Jeszcze w poniedziałek Wojciech Mann zarzucał Trójce, że zaczyna mu przypominać PRL i zmienia się w tubę propagandową PiS, ale szybko złagodził ton. - To była próba zwrócenia uwagi, by polityka nie wypierała z Trójki na przykład muzyki - mówi dziennikarz, który nie zamierza już odchodzić z radia.
Po niedawnym proteście części dziennikarzy przeciwko nowemu dyrektorowi Programu III PR Jackowi Sobali i ściągnięciu przez niego do radia prawicowych dziennikarzy, głos zabrał Wojciech Mann.
– Politycy PiS chcą zrobić z radiowej Trójki tubę propagandową. Jeśli tak dalej pójdzie, to nie widzę siebie w tym radiu – stwierdził w wywiadzie dla "Newsweeka" Mann, który od wielu lat jest związany z Trójką.

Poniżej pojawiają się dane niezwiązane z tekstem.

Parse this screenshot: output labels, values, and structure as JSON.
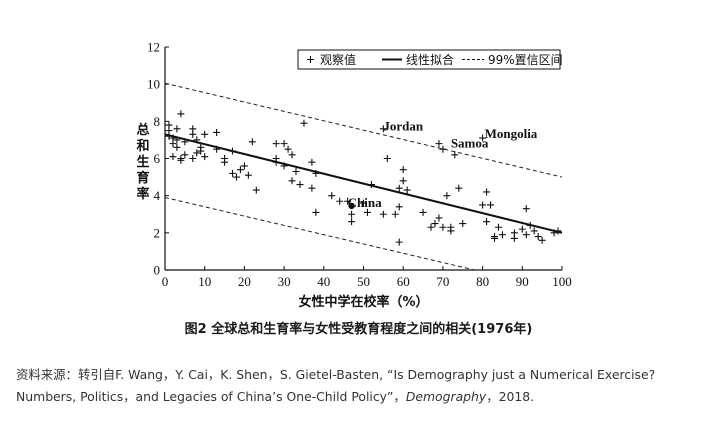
{
  "chart_data": {
    "type": "scatter",
    "xlabel": "女性中学在校率（%）",
    "ylabel": "总和生育率",
    "xlim": [
      0,
      100
    ],
    "ylim": [
      0,
      12
    ],
    "xticks": [
      "0",
      "10",
      "20",
      "30",
      "40",
      "50",
      "60",
      "70",
      "80",
      "90",
      "100"
    ],
    "yticks": [
      "0",
      "2",
      "4",
      "6",
      "8",
      "10",
      "12"
    ],
    "legend": {
      "position": "top-right",
      "items": [
        "观察值",
        "线性拟合",
        "99%置信区间"
      ]
    },
    "annotations": [
      {
        "text": "Jordan",
        "x": 55,
        "y": 7.5
      },
      {
        "text": "Samoa",
        "x": 72,
        "y": 6.6
      },
      {
        "text": "Mongolia",
        "x": 80.5,
        "y": 7.1
      },
      {
        "text": "China",
        "x": 46,
        "y": 3.4
      }
    ],
    "fit_line": {
      "x": [
        0,
        100
      ],
      "y": [
        7.3,
        2.0
      ]
    },
    "ci_upper": {
      "x": [
        0,
        100
      ],
      "y": [
        10.05,
        5.0
      ]
    },
    "ci_lower": {
      "x": [
        0,
        78
      ],
      "y": [
        3.9,
        0
      ]
    },
    "highlight_point": {
      "x": 47,
      "y": 3.45
    },
    "points": [
      [
        1,
        7.8
      ],
      [
        1,
        7.5
      ],
      [
        1,
        7.2
      ],
      [
        2,
        6.8
      ],
      [
        2,
        6.1
      ],
      [
        2,
        7.1
      ],
      [
        3,
        7.6
      ],
      [
        3,
        7.0
      ],
      [
        3,
        6.6
      ],
      [
        4,
        8.4
      ],
      [
        4,
        6.0
      ],
      [
        4,
        5.9
      ],
      [
        5,
        6.9
      ],
      [
        5,
        6.2
      ],
      [
        7,
        7.6
      ],
      [
        7,
        7.3
      ],
      [
        7,
        6.0
      ],
      [
        8,
        7.0
      ],
      [
        8,
        6.3
      ],
      [
        9,
        6.6
      ],
      [
        9,
        6.4
      ],
      [
        10,
        7.3
      ],
      [
        10,
        6.1
      ],
      [
        13,
        7.4
      ],
      [
        13,
        6.5
      ],
      [
        15,
        6.0
      ],
      [
        15,
        5.8
      ],
      [
        17,
        6.4
      ],
      [
        17,
        5.2
      ],
      [
        18,
        5.0
      ],
      [
        19,
        5.4
      ],
      [
        20,
        5.6
      ],
      [
        21,
        5.1
      ],
      [
        22,
        6.9
      ],
      [
        23,
        4.3
      ],
      [
        28,
        6.0
      ],
      [
        28,
        5.8
      ],
      [
        28,
        6.8
      ],
      [
        30,
        6.8
      ],
      [
        30,
        5.6
      ],
      [
        31,
        6.5
      ],
      [
        32,
        6.2
      ],
      [
        32,
        4.8
      ],
      [
        33,
        5.3
      ],
      [
        34,
        4.6
      ],
      [
        35,
        7.9
      ],
      [
        37,
        5.8
      ],
      [
        37,
        4.4
      ],
      [
        38,
        5.2
      ],
      [
        38,
        3.1
      ],
      [
        42,
        4.0
      ],
      [
        44,
        3.7
      ],
      [
        46,
        3.7
      ],
      [
        47,
        3.0
      ],
      [
        47,
        2.6
      ],
      [
        50,
        3.6
      ],
      [
        51,
        3.1
      ],
      [
        52,
        4.6
      ],
      [
        55,
        7.6
      ],
      [
        55,
        3.0
      ],
      [
        56,
        6.0
      ],
      [
        58,
        3.0
      ],
      [
        59,
        4.4
      ],
      [
        59,
        3.4
      ],
      [
        59,
        1.5
      ],
      [
        60,
        5.4
      ],
      [
        60,
        4.8
      ],
      [
        61,
        4.3
      ],
      [
        65,
        3.1
      ],
      [
        67,
        2.3
      ],
      [
        68,
        2.5
      ],
      [
        69,
        6.8
      ],
      [
        69,
        2.8
      ],
      [
        70,
        6.5
      ],
      [
        70,
        2.3
      ],
      [
        71,
        4.0
      ],
      [
        72,
        2.3
      ],
      [
        72,
        2.1
      ],
      [
        73,
        6.2
      ],
      [
        74,
        4.4
      ],
      [
        75,
        2.5
      ],
      [
        80,
        7.1
      ],
      [
        80,
        3.5
      ],
      [
        81,
        4.2
      ],
      [
        81,
        2.6
      ],
      [
        82,
        3.5
      ],
      [
        83,
        1.8
      ],
      [
        83,
        1.7
      ],
      [
        84,
        2.3
      ],
      [
        85,
        1.9
      ],
      [
        88,
        1.7
      ],
      [
        88,
        2.0
      ],
      [
        90,
        2.2
      ],
      [
        91,
        3.3
      ],
      [
        91,
        1.9
      ],
      [
        92,
        2.4
      ],
      [
        93,
        2.1
      ],
      [
        94,
        1.8
      ],
      [
        95,
        1.6
      ],
      [
        98,
        2.0
      ],
      [
        99,
        2.1
      ]
    ]
  },
  "figure": {
    "caption": "图2 全球总和生育率与女性受教育程度之间的相关(1976年)",
    "source_prefix": "资料来源：转引自F. Wang，Y. Cai，K. Shen，S. Gietel-Basten, “Is Demography just a Numerical Exercise? Numbers, Politics，and Legacies of China’s One-Child Policy”，",
    "source_journal": "Demography",
    "source_suffix": "，2018."
  }
}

Pytany, czy odejdzie z rozgłośni, odpowiada: – Jeszcze w niej jestem. Ale mam straszny problem. Przypominam sobie swój powrót do radia po bojkocie mediów w stanie wojennym. Niestety, to, co dzieje się teraz w Trójce, przypomina mi PRL.
"To nasza wewnętrzna sprawa"
Sobala, który w poniedziałek spotkał się z Mannem, twierdzi, że wszystko sobie wyjaśnili. – Nie ma mowy o rozstaniu z panem Wojciechem. Szanuję jego prawo do własnych poglądów – mówi "Rzeczpospolitej" dyrektor Trójki. A potem szybko ucina: - W każdej rodzinie zdarzają się nieporozumienia. To nasza wewnętrzna sprawa.
Również Mann stara się tonować nastroje. – To nie był wywiad z pozycji jednej opcji politycznej przeciwko drugiej. Raczej próba zwrócenia uwagi, by polityka nie wypierała z Trójki np. muzyki – mówi "Rz". I dodaje: - Przedstawiłem panu Sobali swoje stanowisko i myślę, że przyjął je ze zrozumieniem.
Czy w Trójce będzie mniej polityki? – Zaprosiłem do współpracy kilku publicystów i nie zamierzam z nich rezygnować – mówi Sobala. – Z badań wynika, że pasma publicystyczne w Trójce mają najwyższą słuchalność.